Chacun un peu plus riche

P2060346.JPGSuperbe samedi, celui que nous venons de vivre. Nous recevions à la maison Ramsès, Kathy, Miss, Valentine et son époux. Si les trois premiers étaient déjà des habitués des lieux, en revanche, pour Valentine et Hervé, c'était une grande première.

C'est toujours un moment sympa de découvrir l'aspect physique de personnes qui nous sont devenues familières sur le blog. Valentine a un visage qui respire la bonne humeur. Quant à Hervé, aussi adorable qu'elle, il fait aussi partie de nos habitués fidèles même s'il n'a encore jamais posté de commentaire sur le blog.

Cela a été l'occasion d'en savoir un peu plus sur ce sujet : qu'est-ce qui fait qu'un visiteur régulier reste silencieux alors qu'il fréquente nos pages depuis des mois ? Valentine et Hervé ont la même réponse : se décider à écrire un mot, même sous couvert d'un pseudonyme, est plutôt intimidant vu "de l'extérieur". Les nouveaux arrivants ont l'impression que les participants actifs forment un cercle fermé et, du coup, n'osent pas s'y immiscer.

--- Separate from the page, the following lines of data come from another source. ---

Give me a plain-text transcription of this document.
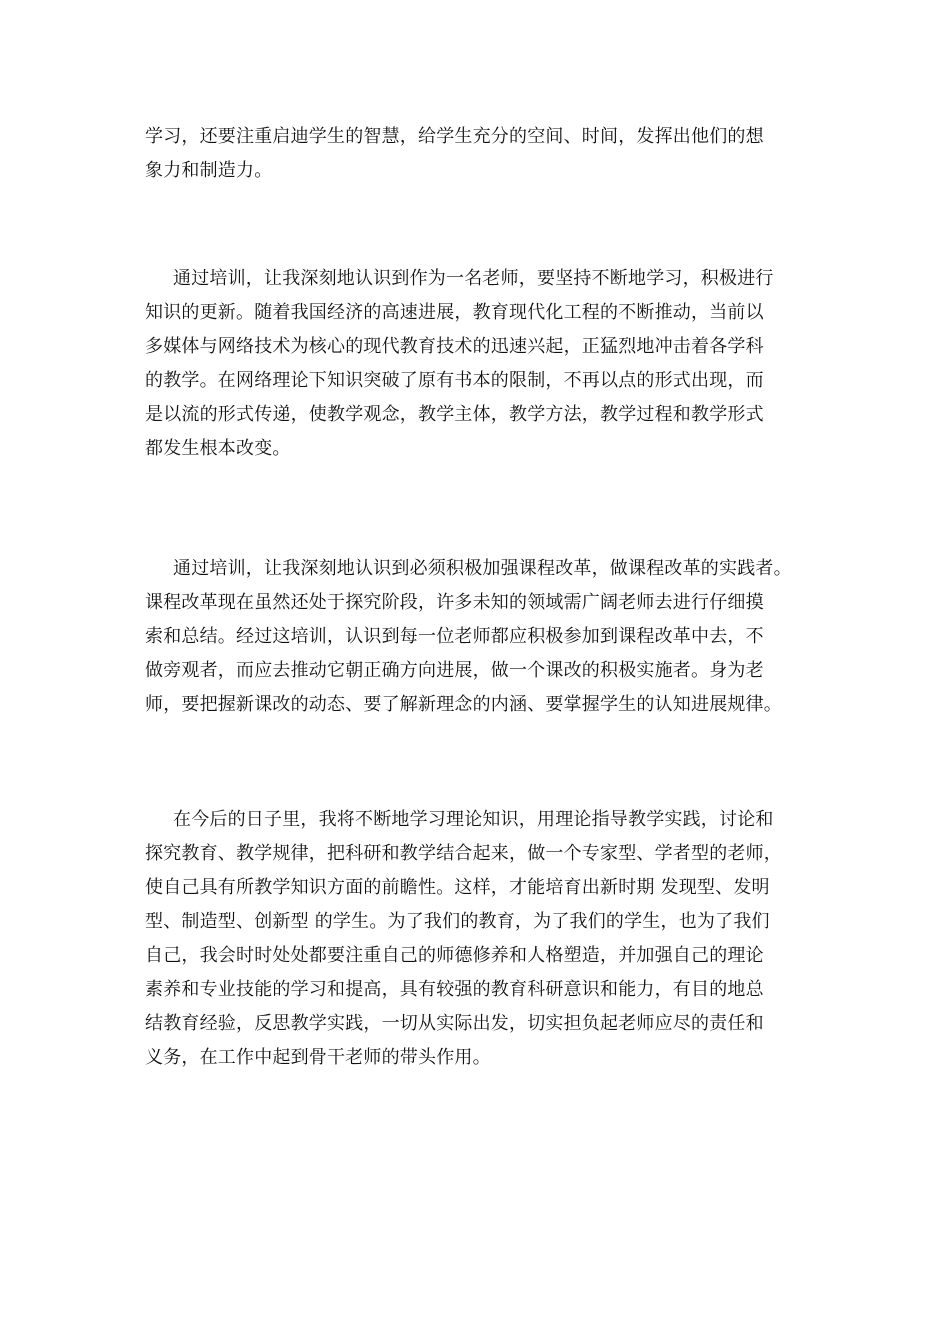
学习，还要注重启迪学生的智慧，给学生充分的空间、时间，发挥出他们的想
象力和制造力。
通过培训，让我深刻地认识到作为一名老师，要坚持不断地学习，积极进行
知识的更新。随着我国经济的高速进展，教育现代化工程的不断推动，当前以
多媒体与网络技术为核心的现代教育技术的迅速兴起，正猛烈地冲击着各学科
的教学。在网络理论下知识突破了原有书本的限制，不再以点的形式出现，而
是以流的形式传递，使教学观念，教学主体，教学方法，教学过程和教学形式
都发生根本改变。
通过培训，让我深刻地认识到必须积极加强课程改革，做课程改革的实践者。
课程改革现在虽然还处于探究阶段，许多未知的领域需广阔老师去进行仔细摸
索和总结。经过这培训，认识到每一位老师都应积极参加到课程改革中去，不
做旁观者，而应去推动它朝正确方向进展，做一个课改的积极实施者。身为老
师，要把握新课改的动态、要了解新理念的内涵、要掌握学生的认知进展规律。
在今后的日子里，我将不断地学习理论知识，用理论指导教学实践，讨论和
探究教育、教学规律，把科研和教学结合起来，做一个专家型、学者型的老师，
使自己具有所教学知识方面的前瞻性。这样，才能培育出新时期 发现型、发明
型、制造型、创新型 的学生。为了我们的教育，为了我们的学生，也为了我们
自己，我会时时处处都要注重自己的师德修养和人格塑造，并加强自己的理论
素养和专业技能的学习和提高，具有较强的教育科研意识和能力，有目的地总
结教育经验，反思教学实践，一切从实际出发，切实担负起老师应尽的责任和
义务，在工作中起到骨干老师的带头作用。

Bien sûr, nous, nous n'avons pas la sensation que les intervenants réguliers constitue un groupe à part. Nous préfèrerions que tous ceux qui passent ici et ont envie de réagir à l'un ou l'autre des sujets en ligne, le fassent en toute simplicité, même s'il s'agit d'un mot ponctuel. Mais bon, c'est ainsi et nous comprenons parfaitement qu'une très large majorité des 1200 à 1400 visiteurs quotidiens nous lisent sans rien dire. Après tout, si notre popularité augmente continuellement, c'est que ce que nous mettons en ligne est intéressant pour un nombre croissant d'entre vous. Et c'est ce qui compte.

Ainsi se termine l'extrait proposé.